Se realmente a autoridade religiosa – falamos daquela constitutiva e diretiva da Igreja católica – fosse um poder arbitrário, ou fosse contrário à vida espiritual, ou colocasse vínculos indevidos à consciência, ou até mesmo se concebesse à mesma maneira da autoridade temporal, esta desconfiança, este ressentimento, esta reivindicação de autonomia subjetiva teria razão de ser. Mas vós sabeis que não é.

 

Vós que tendes, e quereis ter o “sentido da Igreja” sabeis muito bem de duas coisas, nesta discussão muito importante. E sabeis, em primeiro lugar, que a autoridade na Igreja, e, portanto, na religião, não se constitui por si só, mas ela foi instituída por Cristo; é o seu pensamento, é sua vontade, é obra sua; e, portanto, antes da autoridade da Igreja, devemos sentir a presença de Cristo. “Quem vos ouve, a mim ouve” (Luc. 10, 16), disse o Senhor. E todas as vezes que se tenta impugnar esta instituição, que é o poder apostólico, tanto de santificação, quanto de magistério e de governo na Igreja, se colide contra a palavra, contra o desejo, contra o amor de Cristo. Sim, até contra o amor de Cristo.

 

Porque a autoridade na Igreja, para ser eficaz, mesmo quando ela é forte e severa, é um instrumento da sua caridade. A autoridade na Igreja é o veículo do dom divino, é serviço de caridade para a caridade; de fato instituída a fim de pôr em exercício a favor da salvação o grande preceito do amor; não é expressão de orgulho, não está para realizar vantagem própria, nem mesmo é uma cópia da autoridade civil, armada com uma espada e vestida de glória. É uma função pastoral, direcionada para condução e para a prosperidade dos outros; e não só não é contrária à dignidade a vitalidade espiritual da alma em que é exercido, mas é instituída para conferir com precisão a sua dignidade e vitalidade espiritual e para garantir a sua luz da verdade divina, para distribuir os seus dons do Espírito, e para assegurar-lhes o caminho certo para Deus”

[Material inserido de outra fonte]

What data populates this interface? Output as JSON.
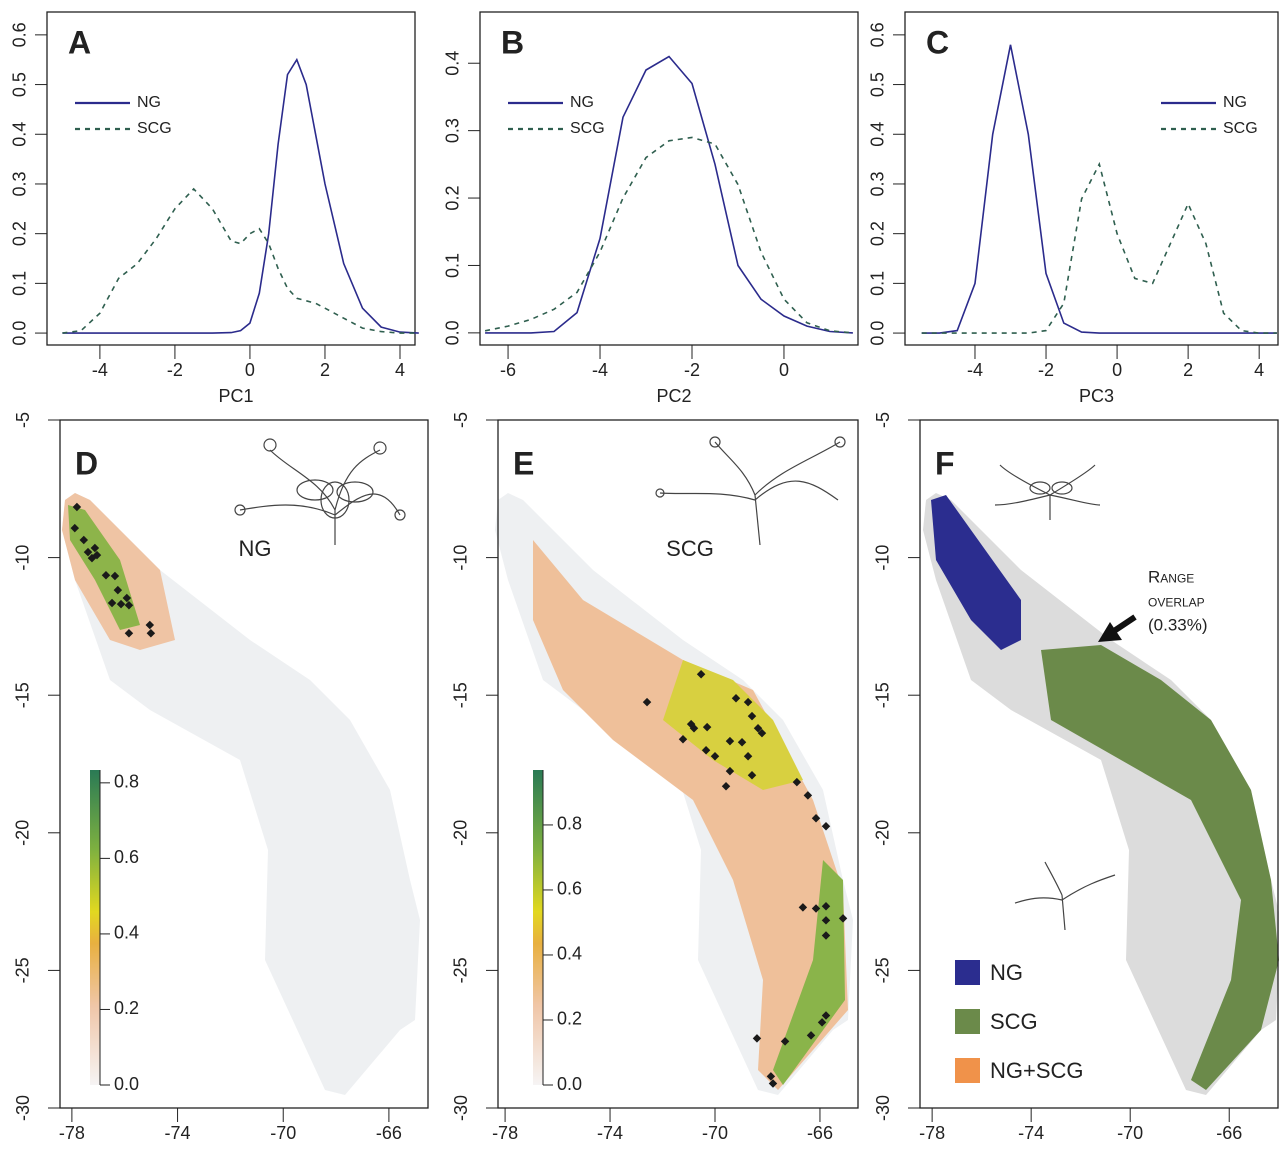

As palavras do Papa nessa fala são simplesmente uma clara censura à visão liberal de liberdade individual ou mesmo de autoridade. Os pontos grifados no primeiro parágrafo e quarto representam a visão católica de autoridade contrapondo-se explicitamente ao conceito liberal que explicamos mais acima.

Na Audiência de 11 de janeiro de 1967 ele foi igualmente explícito:

“É importante explorar a impressão espiritual suscitada a este respeito nos visitantes do Papa. A impressão espiritual mais comum – a vossa, nós pensamos – é aquela característica do fiel católico em relação ao Magistério da Igreja, ou seja, aquela de uma consolante confiança. O fiel católico sabe que o Senhor deu aos Apóstolos o mandato e autoridade para ensinar o que Ele mesmo havia ensinado; incumbiu-os de serem os transmissores da sua Palavra; ele sabe que esta Palavra está relacionada com o plano da salvação: o acolhimento de tal Palavra, ou seja, a fé, é condição fundamental para essa admissão à fortuna do reino de Deus; ele ainda sabe que essa transmissão acontece mediante uma assistência misteriosa e eficaz do Espírito Santo, Aquele que ensina aos Apóstolos e à Igreja para «toda a verdade» (Jn 16,13) relativo ao nosso tratamento sobrenatural com Deus; e sabe que tal transmissão se cumpre com aquela fidelidade rigorosa e garantia do único e estável sentido da mensagem divina, que se chama tradição (…)

 

Nós esperamos que esta seja também a vossa experiência pessoal neste encontro com a sede principal do magistério eclesiástico. É assim para todos? Infelizmente não. Hoje por qualquer dentro da Igreja, de muitos que o são e não fiéis, e de muitos que estão por volta, mas estranhos, se observa com reserva, com desconfiança ao magistério eclesiástico. Ao magistério eclesiástico se deseja mais que qualquer outra coisa se reconhecer hoje como algum ofício de confirmar a “crença infalível da comunhão dos fiéis”; outros, discípulos de uma doutrina que negam o magistério da Igreja, reconheceriam a capacidade dos fiéis em interpretar as Escrituras livremente, de acordo com suas próprias intuições, os quais sustentam ser facilmente inspirados. 

 

A fé torna-se, assim, aparentemente fácil, porque cada um a modela como melhor deseja, mas perde a sua autenticidade, a sua segurança, a sua real verdade, e, portanto, a sua urgência de ser comunicada; torna-se uma opinião pessoal.

 

UMA AUTORIDADE EXERCIDA EM NOME DE JESUS CRISTO

 

 “O subjetivismo da modernidade – escreve um teólogo contemporâneo – obrigou a insistir sobre o fato que esta objetividade do dado revelado e tradicional seria reduzida em nada, se estivesse no poder de quem atribui-lhe ao sentido que julga bom, e não no poder do próprio corpo (a Igreja), ao qual e para o qual a Palavra divina foi dada, e especialmente, no interior disso, aos membros responsáveis de todos, em virtude de seu mandato apostólico” (Bouyer).

 

O Concílio ecumênico voltou a proferir uma autoritativa palavra, tão antiga quanto a Igreja, a este propósito: “O ofício de interpretar autenticamente a Palavra de Deus escrita, ou transmitida, foi confiada somente ao Magistério vivo da Igreja, cuja autoridade é exercida em nome de Jesus Cristo.”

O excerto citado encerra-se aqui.